Location information

Maissemy is a village about 5 kilometres north-west of St. Quentin and about two kilometres north of the small town of Vermand. Vadencourt British Cemetery lies to the north of Maissemy (it is in the hamlet of Vadancourt). The cemetery is on the west side of the road from Vermand to Bellenglise.

Visiting information

Wheelchair access is possible with some difficulty.

For further information regarding wheelchair access, please contact our enquiries department on telephone number 01628 634221.

Download Cemetery Plan

History information

Maissemy passed into British hands in 1917. It was captured by the enemy on the 21st March 1918, in spite of a strong resistance by the 24th Division and the 2/4th Royal Berks, and retaken by the 1st Division on the following 15th September.
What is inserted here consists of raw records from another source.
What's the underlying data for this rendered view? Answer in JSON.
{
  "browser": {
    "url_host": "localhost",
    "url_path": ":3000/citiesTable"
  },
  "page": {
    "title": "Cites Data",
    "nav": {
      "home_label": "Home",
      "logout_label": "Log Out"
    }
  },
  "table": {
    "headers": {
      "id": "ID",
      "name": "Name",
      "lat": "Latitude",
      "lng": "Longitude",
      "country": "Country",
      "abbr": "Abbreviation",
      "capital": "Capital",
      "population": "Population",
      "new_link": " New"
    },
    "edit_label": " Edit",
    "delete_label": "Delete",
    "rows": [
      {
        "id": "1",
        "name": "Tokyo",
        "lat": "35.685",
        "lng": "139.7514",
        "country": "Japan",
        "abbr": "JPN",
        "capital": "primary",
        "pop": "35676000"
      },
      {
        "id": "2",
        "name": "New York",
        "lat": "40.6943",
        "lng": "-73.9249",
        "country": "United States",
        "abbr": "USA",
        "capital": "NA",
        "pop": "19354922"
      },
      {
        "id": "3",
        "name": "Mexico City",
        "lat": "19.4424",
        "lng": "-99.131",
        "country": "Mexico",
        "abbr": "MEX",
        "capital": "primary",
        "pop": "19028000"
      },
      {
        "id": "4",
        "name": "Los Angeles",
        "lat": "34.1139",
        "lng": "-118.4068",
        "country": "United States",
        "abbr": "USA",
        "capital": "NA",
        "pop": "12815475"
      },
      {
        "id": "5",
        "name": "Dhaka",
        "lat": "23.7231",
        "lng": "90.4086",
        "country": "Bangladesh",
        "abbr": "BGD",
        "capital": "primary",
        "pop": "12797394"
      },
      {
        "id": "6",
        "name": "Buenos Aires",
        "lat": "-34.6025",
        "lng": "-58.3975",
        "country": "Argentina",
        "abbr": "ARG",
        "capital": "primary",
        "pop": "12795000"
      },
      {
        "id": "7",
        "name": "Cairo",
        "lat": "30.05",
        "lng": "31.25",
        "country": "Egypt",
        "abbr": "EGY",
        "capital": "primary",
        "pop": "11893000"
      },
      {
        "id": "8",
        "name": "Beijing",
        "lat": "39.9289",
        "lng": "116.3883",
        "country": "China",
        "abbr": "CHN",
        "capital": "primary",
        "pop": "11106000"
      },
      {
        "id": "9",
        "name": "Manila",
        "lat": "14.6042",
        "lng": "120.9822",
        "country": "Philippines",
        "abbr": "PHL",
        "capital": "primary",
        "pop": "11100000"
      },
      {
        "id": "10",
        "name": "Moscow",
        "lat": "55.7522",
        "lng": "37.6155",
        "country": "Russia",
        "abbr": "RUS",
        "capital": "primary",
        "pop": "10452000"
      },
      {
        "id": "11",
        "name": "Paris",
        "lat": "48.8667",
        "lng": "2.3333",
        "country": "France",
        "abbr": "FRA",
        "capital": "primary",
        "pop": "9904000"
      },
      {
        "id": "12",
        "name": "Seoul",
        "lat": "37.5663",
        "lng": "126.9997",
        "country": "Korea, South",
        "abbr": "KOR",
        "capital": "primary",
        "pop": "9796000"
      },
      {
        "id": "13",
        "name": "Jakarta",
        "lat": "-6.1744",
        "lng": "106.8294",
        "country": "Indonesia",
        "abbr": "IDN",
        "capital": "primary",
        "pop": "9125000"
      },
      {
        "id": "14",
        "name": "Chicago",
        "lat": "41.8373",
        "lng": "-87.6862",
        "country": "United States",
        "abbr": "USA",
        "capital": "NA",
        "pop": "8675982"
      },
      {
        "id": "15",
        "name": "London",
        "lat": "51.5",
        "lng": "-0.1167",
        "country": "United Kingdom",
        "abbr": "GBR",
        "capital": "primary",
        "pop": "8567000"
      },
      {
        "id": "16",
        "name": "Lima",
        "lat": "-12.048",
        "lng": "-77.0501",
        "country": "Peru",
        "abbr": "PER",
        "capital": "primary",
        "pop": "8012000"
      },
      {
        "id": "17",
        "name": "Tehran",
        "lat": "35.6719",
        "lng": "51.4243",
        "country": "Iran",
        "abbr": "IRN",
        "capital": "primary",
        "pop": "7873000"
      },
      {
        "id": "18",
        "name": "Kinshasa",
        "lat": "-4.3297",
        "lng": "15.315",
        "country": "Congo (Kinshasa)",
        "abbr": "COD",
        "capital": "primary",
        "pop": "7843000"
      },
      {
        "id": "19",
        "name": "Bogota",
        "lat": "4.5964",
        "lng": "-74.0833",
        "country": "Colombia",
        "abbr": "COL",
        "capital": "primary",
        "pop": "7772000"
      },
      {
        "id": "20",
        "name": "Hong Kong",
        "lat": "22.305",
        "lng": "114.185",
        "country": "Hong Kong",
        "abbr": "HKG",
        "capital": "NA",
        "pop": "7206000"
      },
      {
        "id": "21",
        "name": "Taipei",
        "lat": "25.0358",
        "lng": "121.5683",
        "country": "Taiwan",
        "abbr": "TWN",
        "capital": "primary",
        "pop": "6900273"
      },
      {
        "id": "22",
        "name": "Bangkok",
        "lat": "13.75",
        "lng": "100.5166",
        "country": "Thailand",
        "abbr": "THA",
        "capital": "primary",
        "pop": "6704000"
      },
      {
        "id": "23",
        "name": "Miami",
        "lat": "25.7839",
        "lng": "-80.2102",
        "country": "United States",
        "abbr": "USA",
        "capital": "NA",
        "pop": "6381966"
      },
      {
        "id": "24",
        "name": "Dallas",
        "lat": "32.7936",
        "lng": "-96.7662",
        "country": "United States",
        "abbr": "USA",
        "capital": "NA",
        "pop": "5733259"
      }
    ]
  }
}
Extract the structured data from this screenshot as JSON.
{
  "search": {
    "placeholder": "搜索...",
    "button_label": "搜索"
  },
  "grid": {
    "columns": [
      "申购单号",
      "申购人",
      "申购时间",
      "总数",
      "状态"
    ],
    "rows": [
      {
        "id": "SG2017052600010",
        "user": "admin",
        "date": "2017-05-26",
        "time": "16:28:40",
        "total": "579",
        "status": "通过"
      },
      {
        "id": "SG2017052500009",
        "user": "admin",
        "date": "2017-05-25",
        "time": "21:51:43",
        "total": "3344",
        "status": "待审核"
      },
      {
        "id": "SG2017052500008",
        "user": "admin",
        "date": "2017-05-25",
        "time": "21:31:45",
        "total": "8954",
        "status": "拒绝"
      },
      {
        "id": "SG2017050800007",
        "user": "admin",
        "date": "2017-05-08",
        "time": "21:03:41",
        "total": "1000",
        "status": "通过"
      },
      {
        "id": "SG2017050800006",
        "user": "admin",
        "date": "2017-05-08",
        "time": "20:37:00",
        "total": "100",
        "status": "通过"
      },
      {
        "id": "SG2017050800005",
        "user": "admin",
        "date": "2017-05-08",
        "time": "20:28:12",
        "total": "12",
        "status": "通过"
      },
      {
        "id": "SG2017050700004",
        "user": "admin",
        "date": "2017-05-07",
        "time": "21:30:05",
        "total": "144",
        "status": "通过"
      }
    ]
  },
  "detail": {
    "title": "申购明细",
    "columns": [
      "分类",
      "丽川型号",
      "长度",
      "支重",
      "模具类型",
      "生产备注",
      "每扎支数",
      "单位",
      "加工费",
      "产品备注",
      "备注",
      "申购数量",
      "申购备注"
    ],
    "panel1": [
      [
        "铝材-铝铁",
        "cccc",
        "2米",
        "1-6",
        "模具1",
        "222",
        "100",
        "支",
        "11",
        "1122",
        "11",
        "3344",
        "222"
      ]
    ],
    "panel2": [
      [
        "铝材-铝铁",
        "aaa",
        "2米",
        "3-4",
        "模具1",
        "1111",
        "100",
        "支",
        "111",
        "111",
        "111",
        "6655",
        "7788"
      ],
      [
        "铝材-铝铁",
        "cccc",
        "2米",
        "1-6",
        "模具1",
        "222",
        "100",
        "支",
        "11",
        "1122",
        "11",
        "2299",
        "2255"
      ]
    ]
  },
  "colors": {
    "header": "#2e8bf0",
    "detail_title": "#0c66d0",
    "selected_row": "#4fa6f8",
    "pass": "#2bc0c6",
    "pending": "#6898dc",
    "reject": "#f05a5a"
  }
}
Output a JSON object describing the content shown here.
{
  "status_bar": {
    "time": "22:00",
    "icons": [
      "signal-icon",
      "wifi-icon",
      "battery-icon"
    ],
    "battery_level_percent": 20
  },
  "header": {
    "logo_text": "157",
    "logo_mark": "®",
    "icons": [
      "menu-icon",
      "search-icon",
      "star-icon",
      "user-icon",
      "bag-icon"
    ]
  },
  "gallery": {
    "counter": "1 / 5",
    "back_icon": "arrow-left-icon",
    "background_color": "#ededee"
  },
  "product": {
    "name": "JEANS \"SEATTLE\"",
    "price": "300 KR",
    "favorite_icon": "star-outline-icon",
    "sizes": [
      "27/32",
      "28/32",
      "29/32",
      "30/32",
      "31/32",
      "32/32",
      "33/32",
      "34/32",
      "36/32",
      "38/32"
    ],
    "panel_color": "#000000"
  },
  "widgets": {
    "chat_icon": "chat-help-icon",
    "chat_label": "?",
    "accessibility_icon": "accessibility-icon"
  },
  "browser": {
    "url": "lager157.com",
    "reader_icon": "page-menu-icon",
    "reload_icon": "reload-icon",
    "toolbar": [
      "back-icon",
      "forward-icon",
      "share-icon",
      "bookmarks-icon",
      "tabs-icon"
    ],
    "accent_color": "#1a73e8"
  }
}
At the beginning of October, the IX Corps Main Dressing Station was at Vadencourt (now Vadancourt).

Vadencourt British Cemetery (called at first Vadencourt New British Cemetery) was begun in August 1917, by fighting units, and used until March 1918. In October and November 1918, it was used by the 5th, 47th and 61st Casualty Clearing Stations (at Bihecourt, on the road to Vermand) as well as by Field Ambulances. These original graves are in Plots I-III. After the Armistice these plots were enlarged, and Plots IV and V made, by the concentration of graves from the surrounding battlefields and from a few small burial grounds. These scattered graves were mainly of April 1917, and March, April, September and October 1918, and many of them represented casualties of the 59th (North Midland) Division. At the same time four French, 31 American and 28 German Graves, all of October 1918, were removed to other cemeteries.

The cemeteries from which graves were removed to Vadencourt British Cemetery included these two:-

VADENCOURT CHATEAU CEMETERY, a little further West, contained nine soldiers from the United Kingdom and six from Canada were buried in April-August 1917.

VENDELLES CHURCHYARD EXTENSION, made by the 59th Division in April 1917, which contained the graves of 36 soldiers from the United Kingdom.

There are now over 750, 1914-18 war casualties commemorated in this site. Of these, over 200 are unidentified. Five Indian Cavalry soldiers, whose bodies were cremated, are named on special memorials.

The Cemetery covers an area of 2,953 square metres and is enclosed by rubble wall.